Our recent polarized neutron diffraction measurements in YBa$_2$Cu$_3$O$_6$$_+$$_x$ single crystals with different hole doping levels [2,3] reveal a novel hidden magnetism that breaks LT symmetry and that may be crucial to elucidate the pseudogap puzzle. This short-range magnetism (with typical correlations over 5-6 unit cells) is carried by the CuO2 layers and settles in at T*. Distinct from the q=0 magnetism, the related magnetic signal appears at the planar wavevectors of the form q=(0.5,0) and (0,0.5), yielding a (2x2) quadrupling of the magnetic unit cell within the [a,b] plane (q=½ magnetism). The associated magnetic moment is strongly anisotropic, predominantly pointing perpendicular to the CuO2 planes, which is consistent with the picture of a LC state as the microscopic origin of the q=½ magnetic correlations. Finally, the q=½ magnetism vanishes in the overdoped regime, following the doping dependence of the pseudogap [3].
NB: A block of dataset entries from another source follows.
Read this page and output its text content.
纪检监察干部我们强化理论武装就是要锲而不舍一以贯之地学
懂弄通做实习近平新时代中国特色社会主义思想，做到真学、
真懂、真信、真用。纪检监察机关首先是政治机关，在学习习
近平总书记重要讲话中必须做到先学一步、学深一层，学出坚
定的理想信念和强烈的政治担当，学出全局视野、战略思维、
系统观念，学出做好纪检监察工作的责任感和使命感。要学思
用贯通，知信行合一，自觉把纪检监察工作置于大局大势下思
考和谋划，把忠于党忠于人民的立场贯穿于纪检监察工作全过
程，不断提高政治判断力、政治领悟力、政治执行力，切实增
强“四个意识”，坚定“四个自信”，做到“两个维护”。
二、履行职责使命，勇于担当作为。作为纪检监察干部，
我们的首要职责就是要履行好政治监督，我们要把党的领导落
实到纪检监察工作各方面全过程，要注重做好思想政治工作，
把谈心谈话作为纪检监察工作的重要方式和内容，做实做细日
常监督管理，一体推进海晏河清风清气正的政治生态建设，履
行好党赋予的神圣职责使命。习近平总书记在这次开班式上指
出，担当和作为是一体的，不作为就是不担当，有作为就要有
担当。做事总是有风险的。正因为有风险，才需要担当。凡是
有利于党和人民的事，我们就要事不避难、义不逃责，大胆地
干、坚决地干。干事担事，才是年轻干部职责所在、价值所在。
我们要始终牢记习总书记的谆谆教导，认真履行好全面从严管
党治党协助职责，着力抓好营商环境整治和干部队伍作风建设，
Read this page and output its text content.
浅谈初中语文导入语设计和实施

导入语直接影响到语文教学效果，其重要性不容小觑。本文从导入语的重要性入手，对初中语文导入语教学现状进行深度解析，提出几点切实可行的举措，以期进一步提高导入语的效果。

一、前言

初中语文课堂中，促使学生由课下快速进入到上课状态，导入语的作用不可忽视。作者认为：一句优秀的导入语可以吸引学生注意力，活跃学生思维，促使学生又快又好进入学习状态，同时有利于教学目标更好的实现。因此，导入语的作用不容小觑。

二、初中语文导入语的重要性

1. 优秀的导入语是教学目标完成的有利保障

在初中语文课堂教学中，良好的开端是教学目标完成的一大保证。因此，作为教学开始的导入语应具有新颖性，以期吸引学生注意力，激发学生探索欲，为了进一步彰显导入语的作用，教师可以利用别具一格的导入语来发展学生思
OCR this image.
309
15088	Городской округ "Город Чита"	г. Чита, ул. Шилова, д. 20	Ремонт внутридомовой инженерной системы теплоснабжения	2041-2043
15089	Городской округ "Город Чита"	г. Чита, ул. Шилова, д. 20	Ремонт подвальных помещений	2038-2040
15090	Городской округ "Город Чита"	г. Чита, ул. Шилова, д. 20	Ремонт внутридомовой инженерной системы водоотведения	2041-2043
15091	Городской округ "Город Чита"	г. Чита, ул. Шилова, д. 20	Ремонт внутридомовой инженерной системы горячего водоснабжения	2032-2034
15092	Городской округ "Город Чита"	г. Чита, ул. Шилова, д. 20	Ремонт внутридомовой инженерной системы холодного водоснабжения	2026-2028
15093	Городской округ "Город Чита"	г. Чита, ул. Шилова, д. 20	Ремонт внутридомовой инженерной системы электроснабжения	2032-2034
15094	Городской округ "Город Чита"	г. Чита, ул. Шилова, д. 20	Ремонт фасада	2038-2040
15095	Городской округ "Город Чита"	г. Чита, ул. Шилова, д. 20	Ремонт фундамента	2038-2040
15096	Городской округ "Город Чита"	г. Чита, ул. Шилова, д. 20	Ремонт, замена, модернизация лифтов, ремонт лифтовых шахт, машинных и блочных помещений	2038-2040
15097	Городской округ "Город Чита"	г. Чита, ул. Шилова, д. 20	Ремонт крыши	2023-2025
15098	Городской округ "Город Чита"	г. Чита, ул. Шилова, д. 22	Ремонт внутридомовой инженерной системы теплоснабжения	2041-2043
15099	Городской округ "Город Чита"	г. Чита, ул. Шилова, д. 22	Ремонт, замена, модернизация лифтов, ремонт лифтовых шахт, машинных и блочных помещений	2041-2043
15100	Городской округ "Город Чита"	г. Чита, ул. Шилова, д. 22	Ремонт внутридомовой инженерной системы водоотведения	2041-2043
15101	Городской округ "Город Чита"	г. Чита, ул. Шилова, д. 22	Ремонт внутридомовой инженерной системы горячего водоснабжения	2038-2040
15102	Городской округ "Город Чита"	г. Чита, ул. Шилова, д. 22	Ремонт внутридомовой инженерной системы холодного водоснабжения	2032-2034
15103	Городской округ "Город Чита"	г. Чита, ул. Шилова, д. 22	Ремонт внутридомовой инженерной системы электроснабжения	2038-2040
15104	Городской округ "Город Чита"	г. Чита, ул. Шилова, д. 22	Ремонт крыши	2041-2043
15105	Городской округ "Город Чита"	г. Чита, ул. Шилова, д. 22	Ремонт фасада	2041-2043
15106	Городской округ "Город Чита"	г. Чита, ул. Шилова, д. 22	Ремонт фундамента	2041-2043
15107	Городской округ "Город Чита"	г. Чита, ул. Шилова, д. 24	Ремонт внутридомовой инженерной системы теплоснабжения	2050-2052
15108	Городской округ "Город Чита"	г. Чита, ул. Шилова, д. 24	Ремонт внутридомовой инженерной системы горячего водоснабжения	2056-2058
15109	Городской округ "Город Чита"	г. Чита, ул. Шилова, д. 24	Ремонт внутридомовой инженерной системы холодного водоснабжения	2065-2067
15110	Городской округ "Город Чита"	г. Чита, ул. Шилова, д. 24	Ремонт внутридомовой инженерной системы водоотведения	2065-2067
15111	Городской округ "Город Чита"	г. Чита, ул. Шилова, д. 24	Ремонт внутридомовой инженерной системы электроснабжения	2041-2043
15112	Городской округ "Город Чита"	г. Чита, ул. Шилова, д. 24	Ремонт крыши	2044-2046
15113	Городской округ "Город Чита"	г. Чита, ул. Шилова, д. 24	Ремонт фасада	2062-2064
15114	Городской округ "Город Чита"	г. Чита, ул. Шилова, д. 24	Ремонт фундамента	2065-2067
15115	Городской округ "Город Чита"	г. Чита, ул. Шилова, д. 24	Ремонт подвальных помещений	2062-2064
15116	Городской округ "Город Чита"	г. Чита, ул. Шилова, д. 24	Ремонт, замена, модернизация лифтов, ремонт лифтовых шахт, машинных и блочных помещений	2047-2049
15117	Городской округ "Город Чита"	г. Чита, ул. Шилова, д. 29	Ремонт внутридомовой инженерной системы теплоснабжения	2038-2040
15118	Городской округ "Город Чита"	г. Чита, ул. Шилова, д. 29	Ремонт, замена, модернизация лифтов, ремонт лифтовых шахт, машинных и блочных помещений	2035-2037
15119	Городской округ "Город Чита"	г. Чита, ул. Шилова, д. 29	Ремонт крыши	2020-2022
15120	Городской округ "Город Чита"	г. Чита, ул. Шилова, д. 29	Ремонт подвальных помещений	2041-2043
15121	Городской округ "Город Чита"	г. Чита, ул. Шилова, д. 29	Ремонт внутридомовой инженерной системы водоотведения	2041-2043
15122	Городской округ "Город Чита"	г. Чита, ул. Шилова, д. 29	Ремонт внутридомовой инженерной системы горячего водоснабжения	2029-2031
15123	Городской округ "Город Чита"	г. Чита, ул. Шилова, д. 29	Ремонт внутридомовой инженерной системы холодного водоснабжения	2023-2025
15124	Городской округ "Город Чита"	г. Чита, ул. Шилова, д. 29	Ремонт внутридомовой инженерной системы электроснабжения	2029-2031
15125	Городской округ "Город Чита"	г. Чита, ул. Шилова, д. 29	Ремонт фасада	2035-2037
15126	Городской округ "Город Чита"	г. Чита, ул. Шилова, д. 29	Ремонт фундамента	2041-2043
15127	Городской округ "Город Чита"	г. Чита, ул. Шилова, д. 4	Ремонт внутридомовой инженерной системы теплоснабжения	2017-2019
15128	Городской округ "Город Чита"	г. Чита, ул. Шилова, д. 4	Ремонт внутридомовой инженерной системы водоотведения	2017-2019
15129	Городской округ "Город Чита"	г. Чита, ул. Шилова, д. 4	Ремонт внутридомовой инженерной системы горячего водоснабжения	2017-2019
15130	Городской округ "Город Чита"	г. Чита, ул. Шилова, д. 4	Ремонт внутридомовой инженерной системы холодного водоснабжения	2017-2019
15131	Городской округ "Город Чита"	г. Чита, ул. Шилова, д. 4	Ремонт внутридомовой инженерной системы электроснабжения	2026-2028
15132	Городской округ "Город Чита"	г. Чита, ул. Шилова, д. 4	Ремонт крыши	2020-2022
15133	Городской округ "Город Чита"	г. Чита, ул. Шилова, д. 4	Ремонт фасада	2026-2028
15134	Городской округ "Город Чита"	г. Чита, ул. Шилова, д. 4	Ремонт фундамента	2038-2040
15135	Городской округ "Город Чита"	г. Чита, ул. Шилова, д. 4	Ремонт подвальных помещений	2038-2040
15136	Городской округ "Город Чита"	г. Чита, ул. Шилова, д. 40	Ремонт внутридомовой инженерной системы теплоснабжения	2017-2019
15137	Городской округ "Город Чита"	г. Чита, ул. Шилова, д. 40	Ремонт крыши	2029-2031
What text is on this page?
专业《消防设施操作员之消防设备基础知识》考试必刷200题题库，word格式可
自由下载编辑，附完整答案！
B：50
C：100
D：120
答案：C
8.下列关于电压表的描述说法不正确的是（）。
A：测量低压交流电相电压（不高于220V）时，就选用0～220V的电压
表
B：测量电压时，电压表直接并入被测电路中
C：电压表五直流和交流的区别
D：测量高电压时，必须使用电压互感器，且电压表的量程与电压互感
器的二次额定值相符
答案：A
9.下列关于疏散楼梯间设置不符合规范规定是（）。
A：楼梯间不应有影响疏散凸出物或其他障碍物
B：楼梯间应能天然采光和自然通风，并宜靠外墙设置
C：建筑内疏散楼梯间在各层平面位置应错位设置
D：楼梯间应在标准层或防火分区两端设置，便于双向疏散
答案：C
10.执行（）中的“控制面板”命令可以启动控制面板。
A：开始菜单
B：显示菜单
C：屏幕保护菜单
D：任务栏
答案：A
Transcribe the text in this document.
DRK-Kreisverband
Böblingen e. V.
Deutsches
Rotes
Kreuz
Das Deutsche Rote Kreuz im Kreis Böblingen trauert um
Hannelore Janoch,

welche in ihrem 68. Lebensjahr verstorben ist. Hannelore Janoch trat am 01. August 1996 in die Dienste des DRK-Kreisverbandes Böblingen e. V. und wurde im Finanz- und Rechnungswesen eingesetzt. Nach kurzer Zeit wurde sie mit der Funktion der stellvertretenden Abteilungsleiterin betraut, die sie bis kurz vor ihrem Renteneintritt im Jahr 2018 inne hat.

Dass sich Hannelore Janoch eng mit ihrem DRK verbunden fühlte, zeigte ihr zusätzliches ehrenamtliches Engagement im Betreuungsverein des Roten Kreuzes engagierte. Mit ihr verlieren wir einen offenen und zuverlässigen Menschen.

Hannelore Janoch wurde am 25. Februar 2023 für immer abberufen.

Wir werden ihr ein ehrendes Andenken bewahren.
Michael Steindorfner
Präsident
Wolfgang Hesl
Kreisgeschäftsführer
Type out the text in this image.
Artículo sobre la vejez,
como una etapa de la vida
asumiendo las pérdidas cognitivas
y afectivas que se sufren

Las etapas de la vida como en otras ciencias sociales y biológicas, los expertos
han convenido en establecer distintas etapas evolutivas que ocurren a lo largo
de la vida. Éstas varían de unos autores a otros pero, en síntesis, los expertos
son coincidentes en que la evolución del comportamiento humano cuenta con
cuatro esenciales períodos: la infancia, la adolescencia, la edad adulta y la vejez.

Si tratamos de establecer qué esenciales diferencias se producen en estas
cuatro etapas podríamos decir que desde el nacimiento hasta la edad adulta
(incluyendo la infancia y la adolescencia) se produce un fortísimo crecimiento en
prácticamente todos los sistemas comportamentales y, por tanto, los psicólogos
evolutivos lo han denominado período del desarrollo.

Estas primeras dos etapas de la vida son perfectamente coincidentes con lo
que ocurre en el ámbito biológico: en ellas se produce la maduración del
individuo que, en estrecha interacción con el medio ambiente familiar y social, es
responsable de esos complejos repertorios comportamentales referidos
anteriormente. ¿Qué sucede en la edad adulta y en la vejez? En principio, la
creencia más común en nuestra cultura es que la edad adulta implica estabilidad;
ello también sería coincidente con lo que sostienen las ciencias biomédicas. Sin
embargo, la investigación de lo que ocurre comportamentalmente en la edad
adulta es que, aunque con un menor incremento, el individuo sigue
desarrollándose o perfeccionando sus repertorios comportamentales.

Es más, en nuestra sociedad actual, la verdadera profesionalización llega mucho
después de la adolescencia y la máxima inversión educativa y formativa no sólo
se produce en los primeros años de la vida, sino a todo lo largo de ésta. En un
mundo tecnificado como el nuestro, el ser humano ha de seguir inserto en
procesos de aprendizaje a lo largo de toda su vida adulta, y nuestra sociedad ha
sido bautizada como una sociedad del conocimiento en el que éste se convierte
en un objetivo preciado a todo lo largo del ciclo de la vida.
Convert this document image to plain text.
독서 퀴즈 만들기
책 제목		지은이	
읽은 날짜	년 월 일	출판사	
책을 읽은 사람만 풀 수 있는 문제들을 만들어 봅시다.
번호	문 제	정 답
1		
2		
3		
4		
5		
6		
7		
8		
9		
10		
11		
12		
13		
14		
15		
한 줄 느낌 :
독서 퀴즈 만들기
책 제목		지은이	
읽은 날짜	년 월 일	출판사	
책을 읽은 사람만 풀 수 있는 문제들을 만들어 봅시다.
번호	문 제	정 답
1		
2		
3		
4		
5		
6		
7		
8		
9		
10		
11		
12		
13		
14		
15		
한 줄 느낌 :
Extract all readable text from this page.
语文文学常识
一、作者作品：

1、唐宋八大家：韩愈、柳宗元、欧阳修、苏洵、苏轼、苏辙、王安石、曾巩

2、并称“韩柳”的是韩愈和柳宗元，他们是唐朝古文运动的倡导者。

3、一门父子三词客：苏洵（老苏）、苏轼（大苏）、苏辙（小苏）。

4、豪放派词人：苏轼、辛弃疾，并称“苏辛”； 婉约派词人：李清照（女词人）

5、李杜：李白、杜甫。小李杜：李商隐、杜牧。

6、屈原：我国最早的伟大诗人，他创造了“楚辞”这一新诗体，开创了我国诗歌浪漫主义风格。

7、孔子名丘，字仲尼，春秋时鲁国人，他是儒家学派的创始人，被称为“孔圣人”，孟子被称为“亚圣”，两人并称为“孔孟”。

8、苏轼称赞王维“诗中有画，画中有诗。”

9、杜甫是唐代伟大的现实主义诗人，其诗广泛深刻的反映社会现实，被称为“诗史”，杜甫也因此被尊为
We discovered that the q=0 and q=½ magnetisms could be embedded within a single complex and highly spread-out chiral magnetic texture of LCs consisting in an anapole vortex-like pattern accounting for the q=½ magnetism binding larger ferro-anapolar domains of the q=0 magnetism. Such a magnetic texture is consistent with the recent proposal of LC supercells, breaking the LT symmetry and able to account for the pseudogap opening [4]. The existence of such broad entities reveals an unexpected aspect of the pseudogap physics that may modify our understanding of this state of matter.
[1] P. Bourges et al., C.R. Phys, 22, 1 (2021) 7-31.
[2] D. Bounoua et al., Comm. Phys, 5 (2022) 268.
[3] D. Bounoua et al, Phys. Rev. B, 108 (2023) 214408.
[4] C.M. Varma, Phys. Rev. B, 99 (2019) 224516.